Born with water on the brain, Junior is an Indian (his term; no one in this book is ever referred to as a Native American) cartoonist who draws constantly in order to express himself, and connect to the world. (Junior’s comics are sprinkled throughout the text). He has dreams, and hopes for a good life, even though he knows that Indians aren’t supposed to do that. His family is so poor, his Dad has to shoot their dog when it gets sick, because they can’t take it to the vet. After freaking out one day when he realized the textbook he is handed was used by his mother – meaning it is over 20 years old – a teacher encourages him to leave the rez and go to the rich, white school, 20 miles or so away. Junior is conflicted. He doesn’t want to abandon his people, but he has to go where there is hope, and the possibility of getting out of the cycle of poverty.

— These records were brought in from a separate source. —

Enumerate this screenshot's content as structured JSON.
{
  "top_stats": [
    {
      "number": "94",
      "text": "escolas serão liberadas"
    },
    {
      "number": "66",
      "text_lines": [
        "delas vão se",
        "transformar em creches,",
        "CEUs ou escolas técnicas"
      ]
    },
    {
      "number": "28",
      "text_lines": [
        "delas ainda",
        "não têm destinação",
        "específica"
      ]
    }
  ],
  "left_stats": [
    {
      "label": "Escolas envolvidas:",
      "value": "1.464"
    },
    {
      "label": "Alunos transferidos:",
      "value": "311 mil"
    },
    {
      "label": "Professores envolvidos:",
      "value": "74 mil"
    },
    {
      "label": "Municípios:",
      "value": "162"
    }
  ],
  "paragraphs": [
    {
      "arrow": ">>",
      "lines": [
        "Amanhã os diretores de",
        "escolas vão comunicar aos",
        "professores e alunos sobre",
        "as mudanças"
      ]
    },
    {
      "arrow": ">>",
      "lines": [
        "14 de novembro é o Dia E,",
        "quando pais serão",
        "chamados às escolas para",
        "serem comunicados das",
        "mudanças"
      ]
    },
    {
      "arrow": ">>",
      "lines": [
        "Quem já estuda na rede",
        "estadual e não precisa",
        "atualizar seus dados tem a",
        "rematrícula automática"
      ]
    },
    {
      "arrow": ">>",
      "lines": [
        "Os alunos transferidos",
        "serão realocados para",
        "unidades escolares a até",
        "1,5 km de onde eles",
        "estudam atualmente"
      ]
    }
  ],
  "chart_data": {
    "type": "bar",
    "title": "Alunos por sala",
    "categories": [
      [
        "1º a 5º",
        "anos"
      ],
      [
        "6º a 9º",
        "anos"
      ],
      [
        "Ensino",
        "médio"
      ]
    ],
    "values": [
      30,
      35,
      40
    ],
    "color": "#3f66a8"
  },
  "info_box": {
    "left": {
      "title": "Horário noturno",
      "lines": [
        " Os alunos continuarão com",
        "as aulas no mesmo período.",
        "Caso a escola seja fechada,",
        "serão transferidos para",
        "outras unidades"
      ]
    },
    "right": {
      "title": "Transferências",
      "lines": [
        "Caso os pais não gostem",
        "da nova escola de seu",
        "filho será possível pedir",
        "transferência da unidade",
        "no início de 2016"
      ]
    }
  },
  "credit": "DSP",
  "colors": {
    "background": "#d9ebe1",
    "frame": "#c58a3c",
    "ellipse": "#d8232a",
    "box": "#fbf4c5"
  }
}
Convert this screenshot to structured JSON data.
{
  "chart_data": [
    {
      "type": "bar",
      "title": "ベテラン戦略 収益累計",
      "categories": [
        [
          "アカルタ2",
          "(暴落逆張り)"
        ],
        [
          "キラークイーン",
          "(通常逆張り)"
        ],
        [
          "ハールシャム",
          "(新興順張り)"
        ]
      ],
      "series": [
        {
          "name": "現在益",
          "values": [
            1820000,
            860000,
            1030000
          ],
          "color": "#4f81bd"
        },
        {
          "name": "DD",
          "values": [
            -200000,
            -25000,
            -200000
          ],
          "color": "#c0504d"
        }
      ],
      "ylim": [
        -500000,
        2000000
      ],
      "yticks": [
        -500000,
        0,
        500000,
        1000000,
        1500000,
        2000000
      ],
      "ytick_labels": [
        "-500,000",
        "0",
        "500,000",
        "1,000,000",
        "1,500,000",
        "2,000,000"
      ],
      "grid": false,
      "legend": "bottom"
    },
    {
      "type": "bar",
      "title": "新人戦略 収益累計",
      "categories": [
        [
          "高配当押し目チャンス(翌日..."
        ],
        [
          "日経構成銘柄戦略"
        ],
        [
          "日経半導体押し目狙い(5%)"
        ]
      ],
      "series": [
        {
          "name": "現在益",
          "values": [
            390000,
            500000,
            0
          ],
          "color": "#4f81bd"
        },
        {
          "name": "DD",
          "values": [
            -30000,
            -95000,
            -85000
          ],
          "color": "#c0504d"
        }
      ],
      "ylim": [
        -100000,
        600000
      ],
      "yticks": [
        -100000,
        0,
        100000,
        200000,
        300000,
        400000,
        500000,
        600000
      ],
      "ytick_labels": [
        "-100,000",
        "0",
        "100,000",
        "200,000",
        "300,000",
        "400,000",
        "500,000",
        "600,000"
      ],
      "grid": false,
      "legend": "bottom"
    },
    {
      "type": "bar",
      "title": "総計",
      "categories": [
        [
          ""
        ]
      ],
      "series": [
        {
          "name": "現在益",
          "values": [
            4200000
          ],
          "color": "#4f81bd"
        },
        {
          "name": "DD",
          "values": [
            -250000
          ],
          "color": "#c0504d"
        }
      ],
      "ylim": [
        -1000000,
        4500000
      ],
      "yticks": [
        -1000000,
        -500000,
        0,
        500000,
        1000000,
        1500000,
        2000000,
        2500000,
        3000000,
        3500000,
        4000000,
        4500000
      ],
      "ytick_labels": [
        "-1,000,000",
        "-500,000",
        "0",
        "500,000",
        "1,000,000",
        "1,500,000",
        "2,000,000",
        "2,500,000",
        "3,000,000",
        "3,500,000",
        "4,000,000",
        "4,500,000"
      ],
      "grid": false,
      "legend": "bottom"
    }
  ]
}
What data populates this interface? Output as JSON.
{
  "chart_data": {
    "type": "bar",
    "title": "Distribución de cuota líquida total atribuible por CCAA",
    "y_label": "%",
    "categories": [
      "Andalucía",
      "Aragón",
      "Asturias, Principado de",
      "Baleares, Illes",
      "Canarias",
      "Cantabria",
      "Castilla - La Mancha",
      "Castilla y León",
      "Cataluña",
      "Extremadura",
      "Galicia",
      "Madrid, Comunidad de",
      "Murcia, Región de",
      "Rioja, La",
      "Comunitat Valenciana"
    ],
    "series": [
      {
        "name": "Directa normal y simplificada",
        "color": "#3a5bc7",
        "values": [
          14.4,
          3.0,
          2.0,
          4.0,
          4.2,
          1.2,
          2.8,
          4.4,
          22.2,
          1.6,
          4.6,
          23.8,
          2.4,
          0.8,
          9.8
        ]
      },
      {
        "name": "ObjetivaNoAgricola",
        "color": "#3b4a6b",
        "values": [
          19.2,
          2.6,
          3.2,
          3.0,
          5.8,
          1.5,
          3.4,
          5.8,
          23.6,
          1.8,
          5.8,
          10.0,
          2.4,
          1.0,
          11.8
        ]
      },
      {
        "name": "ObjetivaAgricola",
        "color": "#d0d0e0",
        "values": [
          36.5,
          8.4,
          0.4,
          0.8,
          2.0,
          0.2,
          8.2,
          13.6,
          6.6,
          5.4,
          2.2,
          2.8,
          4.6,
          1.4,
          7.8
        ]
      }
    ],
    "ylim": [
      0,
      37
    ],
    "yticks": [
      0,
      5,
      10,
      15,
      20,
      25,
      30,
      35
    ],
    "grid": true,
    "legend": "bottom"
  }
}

Of course all this heavy stuff is implicit – Junior’s cutting perceptions of the problems all around him are punctuated throughout by a wicked wit and unflinching self-examination. After a rocky start, he falls in love with an anorexic “translucently beautiful” white girl who morphs into a sort-of girlfriend, joins the basketball team, and because of his quirky and courageous character, becomes an accepted part of the school community. His true community, however, of course, lives on the rez. How can he leave them behind? Will they ever forgive him?
I have to say, I was wrong about this book. Regardless of its genre, its age range, and what not, Sherman’s novel is just really, really good. By the time you reach the last page, you wish it could go on and on. Like all great fiction, at heart it’s all absolutely true, and therefore very compelling. As the poet W.B. Yeats tells us on the frontispiece of the book, “There is another world, but it is in this one.” This world of an adolescent on the rez is not often, or ever, portrayed with such stirring clarity.
So is this book for the younger spectrum of middle grade? At first glance, no, not really – at least not on their own. It’s vulgar at times, and a lot of really disturbing things happen. But there is a discussion guide in the back for teachers, with helpful questions that probe the deeper implications of the book. With that kind of guided reading in a middle grade classroom, I imagine the experience would be fantastic.